New bill would prevent commercial evictions, but provide no rent relief for Alberta businesses
Bill 23 proposes to protect businesses from eviction until Aug. 31
A new bill introduced by Alberta's United Conservative government proposes a temporary ban on commercial evictions but provides no financial relief for business owners beyond rent deferral to the end of August.
Bill 23, the Commercial Tenancies Protection Act, protects businesses affected by COVID-19-related closures from facing eviction, rent increases and late fees due to missed rent until Aug. 31, if their landlords refuse to sign up for the federal Canada Emergency Commercial Rent Assistance program.
The Alberta bill does not provide rent relief to affected businesses. Instead, the government is presuming property owners and tenants can work out a repayment plan.
The decision to provide a discount on rent remains with the landlord, meaning they can still demand the full amount owing from March 17 to Aug. 31.
Economic Development, Trade and Tourism Minister Tanya Fir acknowledged the legislation rests on the expectation that landlords and tenants will work together to survive the pandemic.

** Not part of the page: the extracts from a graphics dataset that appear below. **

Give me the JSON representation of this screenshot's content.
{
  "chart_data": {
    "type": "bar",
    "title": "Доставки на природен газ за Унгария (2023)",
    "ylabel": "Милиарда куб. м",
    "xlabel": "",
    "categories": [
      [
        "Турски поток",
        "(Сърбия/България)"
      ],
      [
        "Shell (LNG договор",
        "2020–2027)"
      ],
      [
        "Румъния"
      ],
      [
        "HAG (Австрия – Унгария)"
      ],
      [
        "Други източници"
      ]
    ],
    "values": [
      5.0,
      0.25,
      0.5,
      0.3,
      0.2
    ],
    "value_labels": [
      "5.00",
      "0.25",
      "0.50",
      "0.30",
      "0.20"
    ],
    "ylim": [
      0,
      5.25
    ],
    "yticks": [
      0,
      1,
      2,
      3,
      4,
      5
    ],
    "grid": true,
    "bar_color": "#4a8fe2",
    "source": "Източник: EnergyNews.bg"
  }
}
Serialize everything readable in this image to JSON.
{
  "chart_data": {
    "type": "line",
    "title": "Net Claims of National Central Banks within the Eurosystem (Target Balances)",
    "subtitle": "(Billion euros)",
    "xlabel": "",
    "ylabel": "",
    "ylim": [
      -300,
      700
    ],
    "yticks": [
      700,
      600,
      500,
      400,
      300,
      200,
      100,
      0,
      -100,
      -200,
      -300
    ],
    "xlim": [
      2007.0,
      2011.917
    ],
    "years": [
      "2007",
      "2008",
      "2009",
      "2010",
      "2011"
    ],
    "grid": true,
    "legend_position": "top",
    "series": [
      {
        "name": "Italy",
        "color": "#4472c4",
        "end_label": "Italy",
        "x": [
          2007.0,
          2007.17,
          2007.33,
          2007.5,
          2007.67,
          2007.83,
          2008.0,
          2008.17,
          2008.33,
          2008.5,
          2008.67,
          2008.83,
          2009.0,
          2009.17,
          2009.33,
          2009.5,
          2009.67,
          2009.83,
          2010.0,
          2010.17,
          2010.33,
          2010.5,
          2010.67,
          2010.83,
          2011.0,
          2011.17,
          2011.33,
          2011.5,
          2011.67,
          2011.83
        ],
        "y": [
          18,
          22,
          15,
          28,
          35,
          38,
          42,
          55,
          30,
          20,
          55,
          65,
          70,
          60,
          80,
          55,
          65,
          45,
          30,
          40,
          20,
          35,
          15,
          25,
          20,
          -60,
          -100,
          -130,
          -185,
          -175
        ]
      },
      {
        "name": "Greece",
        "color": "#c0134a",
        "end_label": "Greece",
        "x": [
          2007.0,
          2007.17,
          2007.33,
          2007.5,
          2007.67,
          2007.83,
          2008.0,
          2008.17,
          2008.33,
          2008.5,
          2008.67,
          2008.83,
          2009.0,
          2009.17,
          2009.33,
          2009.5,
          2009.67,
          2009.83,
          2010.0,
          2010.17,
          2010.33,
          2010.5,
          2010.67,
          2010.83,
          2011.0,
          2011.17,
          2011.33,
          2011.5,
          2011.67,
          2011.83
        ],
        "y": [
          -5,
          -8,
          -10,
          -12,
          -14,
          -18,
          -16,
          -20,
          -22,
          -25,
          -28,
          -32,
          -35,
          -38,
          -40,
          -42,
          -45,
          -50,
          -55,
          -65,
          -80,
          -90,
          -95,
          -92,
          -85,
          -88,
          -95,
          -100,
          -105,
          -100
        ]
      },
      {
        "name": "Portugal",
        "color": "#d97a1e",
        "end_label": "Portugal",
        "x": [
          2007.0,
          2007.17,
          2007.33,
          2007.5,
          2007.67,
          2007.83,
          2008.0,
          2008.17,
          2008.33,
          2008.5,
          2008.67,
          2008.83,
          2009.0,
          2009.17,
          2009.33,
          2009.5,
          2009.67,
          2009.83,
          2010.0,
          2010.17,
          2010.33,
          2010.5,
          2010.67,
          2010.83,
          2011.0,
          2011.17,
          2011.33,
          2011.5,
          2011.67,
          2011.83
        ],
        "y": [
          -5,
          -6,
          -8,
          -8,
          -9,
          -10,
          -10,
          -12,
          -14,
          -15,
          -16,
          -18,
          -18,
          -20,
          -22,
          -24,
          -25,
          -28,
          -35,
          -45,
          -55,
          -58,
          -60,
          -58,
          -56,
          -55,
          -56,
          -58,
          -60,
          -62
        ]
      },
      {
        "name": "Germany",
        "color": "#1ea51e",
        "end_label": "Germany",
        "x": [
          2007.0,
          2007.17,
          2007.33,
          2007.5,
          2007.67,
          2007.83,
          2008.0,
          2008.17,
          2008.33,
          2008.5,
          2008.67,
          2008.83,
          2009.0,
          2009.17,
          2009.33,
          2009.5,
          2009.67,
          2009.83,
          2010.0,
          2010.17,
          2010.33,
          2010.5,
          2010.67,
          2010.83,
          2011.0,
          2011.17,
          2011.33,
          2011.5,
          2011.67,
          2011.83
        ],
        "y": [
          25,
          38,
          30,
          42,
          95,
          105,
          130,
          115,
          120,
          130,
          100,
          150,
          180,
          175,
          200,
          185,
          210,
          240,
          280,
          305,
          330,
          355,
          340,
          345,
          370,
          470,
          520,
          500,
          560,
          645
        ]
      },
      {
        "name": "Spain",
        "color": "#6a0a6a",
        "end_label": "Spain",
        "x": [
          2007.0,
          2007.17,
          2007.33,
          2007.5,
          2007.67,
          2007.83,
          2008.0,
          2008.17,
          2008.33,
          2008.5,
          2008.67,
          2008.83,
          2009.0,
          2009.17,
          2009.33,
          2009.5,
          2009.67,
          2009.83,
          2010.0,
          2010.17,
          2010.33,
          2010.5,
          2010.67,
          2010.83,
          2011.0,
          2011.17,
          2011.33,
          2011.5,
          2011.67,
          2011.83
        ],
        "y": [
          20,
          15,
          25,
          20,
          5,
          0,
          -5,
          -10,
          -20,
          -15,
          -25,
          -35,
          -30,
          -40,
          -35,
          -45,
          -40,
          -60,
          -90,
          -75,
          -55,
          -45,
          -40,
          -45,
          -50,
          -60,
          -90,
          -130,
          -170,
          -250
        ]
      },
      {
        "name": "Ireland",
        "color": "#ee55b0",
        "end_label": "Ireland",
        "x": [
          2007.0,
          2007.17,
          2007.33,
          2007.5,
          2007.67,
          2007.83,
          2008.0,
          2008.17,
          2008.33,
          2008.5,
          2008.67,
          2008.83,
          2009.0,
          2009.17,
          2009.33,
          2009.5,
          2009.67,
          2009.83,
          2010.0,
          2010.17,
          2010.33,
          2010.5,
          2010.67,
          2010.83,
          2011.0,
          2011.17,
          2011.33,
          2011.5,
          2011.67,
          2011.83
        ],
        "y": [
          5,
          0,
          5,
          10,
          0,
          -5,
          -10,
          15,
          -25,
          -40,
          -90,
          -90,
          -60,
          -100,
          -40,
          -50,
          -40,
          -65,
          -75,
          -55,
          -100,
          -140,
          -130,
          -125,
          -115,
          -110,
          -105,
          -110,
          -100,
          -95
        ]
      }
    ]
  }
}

"We're confident that Alberta businesses, landlords and tenants, are going to do just that — come up with a payment plan that works for each individual situation," Fir said in a news conference.
"We're not being prescriptive, dictating what the terms and conditions of that rent payment plan have to look like."
However, Bill 23 doesn't protect businesses dealing with a reluctant or recalcitrant landlord.
A tenant who is unable to reach a repayment agreement with their landlord faces eviction at the end of August. The only remedy for a business is to go to court.
The bill also doesn't reverse evictions that occurred prior to Tuesday, the proposed legislation's start date.
Fir says only a small number of cases will result in evictions.
"Landlords and tenants have the same goal. To make it through this [pandemic] successfully," she said.
Jon Carson, the NDP opposition critic for Service Alberta, said Bill 23 doesn't provide any incentive for landlords to sign up for the federal program and only "kicks the can down the road" for businesses that continue to face a drastic cut in earnings.
Carson said he wonders if the bill's presumption that landlords and tenants will want to work out a mutually beneficial deal will actually work.
"These negotiations have, to some extent, often already broke(n) down," he said.
"Because if the landlord doesn't have money and the tenant doesn't have money, creating a piece of legislation that says we'll give you some more time to pay that money back is not really solving the problem. It's pushing it further down the road."
The federal rent assistance program provided forgivable loans to commercial landlords as long as they reduce their tenants' rent by 75 per cent for April, May and June.
But some landlords have refused to take part in the program, leaving their tenants on the hook for their entire rent.
Fir defended the decision not to provide rent relief by pointing to other federal and provincial measures to help small businesses.